DESDE EL MATRIMONIO Y LA FAMILIA

(matrimonio, padres de dos niños, trabajan ambos, pertenecen a comunidad cristiana)

Entre los “elásticos para la careta del niño”, el trabajo y todo lo que tenías que hacer para “ayer”; comprar el embutido para los bocadillos; los cursos de formación que aparecen “de repente”; las charlas a las que no puedes ir porque es que si no, a tus padres les va a dar un “yuyo” de tanto cuidar a los nietos; los regalos y los cumples los fines de semana; de repente escuchando la palabra de Dios descubrimos el desierto. (Si hasta la ceniza fue un momentito, porque no llegábamos a tiempo para hacer las tareas de nuestro hijo mayor).
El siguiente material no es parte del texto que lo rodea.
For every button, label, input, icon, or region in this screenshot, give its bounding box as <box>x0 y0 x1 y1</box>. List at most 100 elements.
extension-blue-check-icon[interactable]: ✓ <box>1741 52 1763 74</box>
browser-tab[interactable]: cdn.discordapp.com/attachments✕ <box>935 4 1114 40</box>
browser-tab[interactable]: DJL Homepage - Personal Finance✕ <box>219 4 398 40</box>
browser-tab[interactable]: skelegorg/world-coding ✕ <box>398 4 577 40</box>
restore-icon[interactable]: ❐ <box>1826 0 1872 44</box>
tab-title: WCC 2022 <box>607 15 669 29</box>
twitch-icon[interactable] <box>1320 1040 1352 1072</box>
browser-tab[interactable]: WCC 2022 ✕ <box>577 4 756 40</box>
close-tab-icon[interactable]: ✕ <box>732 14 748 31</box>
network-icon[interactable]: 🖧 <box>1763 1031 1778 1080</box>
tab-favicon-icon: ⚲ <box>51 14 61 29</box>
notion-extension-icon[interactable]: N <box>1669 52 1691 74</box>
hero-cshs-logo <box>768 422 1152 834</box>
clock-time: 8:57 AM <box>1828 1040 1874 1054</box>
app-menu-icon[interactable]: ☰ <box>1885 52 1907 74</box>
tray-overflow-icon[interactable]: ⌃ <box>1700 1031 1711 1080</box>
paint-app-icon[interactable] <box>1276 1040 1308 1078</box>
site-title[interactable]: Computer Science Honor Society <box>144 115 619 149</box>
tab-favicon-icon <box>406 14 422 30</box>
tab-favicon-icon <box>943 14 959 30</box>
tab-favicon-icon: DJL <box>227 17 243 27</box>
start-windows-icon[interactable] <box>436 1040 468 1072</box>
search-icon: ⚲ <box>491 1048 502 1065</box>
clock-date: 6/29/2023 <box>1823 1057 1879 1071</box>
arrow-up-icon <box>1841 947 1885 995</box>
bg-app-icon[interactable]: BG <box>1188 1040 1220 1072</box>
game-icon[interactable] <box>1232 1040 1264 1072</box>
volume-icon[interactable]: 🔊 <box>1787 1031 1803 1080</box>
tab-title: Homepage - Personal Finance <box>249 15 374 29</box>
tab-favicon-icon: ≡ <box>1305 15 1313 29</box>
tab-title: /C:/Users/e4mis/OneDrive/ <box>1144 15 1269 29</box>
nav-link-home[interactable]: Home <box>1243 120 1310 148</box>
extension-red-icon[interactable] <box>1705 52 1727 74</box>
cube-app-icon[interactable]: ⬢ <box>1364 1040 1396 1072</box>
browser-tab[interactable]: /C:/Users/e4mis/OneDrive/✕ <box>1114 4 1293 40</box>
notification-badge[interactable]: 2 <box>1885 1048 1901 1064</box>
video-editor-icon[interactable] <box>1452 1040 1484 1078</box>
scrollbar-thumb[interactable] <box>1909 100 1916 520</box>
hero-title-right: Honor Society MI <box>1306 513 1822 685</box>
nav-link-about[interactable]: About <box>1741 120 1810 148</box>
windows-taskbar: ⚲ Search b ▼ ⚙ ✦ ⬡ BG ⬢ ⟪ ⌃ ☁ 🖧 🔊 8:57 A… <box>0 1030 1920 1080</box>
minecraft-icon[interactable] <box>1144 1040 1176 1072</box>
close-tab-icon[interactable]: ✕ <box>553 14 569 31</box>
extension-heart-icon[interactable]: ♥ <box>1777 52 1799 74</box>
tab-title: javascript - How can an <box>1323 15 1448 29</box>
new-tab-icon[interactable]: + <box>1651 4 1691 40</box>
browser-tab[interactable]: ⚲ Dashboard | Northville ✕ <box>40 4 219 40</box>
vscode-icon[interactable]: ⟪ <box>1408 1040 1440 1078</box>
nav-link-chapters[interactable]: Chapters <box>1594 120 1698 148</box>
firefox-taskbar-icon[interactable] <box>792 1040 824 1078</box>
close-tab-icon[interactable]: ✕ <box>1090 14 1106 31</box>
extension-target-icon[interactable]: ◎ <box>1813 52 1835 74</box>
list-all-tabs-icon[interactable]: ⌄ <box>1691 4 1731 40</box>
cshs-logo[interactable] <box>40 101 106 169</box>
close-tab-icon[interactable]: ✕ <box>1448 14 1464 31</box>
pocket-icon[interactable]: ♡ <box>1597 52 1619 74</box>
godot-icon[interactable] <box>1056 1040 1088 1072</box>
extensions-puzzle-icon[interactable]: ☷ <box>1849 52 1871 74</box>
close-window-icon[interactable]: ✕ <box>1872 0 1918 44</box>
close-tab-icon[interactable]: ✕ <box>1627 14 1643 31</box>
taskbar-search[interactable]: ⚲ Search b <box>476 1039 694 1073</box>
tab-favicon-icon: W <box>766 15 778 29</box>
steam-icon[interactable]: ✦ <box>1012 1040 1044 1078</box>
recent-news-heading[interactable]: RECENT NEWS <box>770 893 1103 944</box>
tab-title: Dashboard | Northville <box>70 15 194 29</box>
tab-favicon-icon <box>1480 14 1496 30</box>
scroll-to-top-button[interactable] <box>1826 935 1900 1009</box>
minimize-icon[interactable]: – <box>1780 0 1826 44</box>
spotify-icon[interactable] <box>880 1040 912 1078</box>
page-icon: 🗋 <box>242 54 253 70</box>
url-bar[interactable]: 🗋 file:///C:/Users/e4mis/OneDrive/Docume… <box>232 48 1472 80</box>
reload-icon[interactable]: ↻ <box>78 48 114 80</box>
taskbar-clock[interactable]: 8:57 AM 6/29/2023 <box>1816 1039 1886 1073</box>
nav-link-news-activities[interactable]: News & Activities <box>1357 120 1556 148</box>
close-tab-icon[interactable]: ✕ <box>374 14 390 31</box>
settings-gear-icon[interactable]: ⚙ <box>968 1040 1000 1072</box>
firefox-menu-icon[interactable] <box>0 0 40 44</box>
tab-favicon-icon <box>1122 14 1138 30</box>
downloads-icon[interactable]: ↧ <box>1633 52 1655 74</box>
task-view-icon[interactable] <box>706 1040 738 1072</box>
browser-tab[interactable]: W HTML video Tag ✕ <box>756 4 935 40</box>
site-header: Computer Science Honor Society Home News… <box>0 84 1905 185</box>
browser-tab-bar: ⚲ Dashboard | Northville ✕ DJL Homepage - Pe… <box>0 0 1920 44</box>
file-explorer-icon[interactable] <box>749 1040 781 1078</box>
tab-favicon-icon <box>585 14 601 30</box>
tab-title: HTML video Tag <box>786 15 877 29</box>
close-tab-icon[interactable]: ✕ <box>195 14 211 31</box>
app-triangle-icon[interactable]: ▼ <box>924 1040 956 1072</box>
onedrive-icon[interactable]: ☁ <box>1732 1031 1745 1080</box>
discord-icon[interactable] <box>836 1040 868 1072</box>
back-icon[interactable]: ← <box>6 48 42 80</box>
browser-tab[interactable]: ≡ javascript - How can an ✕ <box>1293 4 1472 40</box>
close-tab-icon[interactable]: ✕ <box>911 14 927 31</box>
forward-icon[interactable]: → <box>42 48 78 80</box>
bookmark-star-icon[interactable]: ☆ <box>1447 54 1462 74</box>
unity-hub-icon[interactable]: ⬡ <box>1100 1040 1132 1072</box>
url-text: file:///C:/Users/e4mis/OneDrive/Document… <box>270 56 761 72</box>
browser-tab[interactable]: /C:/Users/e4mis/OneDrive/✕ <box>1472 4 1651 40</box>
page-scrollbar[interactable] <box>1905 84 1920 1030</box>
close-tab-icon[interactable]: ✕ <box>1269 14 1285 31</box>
Y lo peor de esto es que, apenas nos queda tiempo para nosotros, la pareja. Hemos descubierto que tenemos que buscar, aunque sea unos segundos para mirarnos, para sentirnos, aunque sea solo para estar juntos los dos. Quizás no tengamos cuarenta días, pero durante esta cuaresma, durante este tiempo maravilloso, queremos pedir al Espíritu que nos empuje al desierto, para que después podamos dar testimonio de su amor, en nuestro día a día, en las situaciones cotidianas de la vida y en nuestra familia.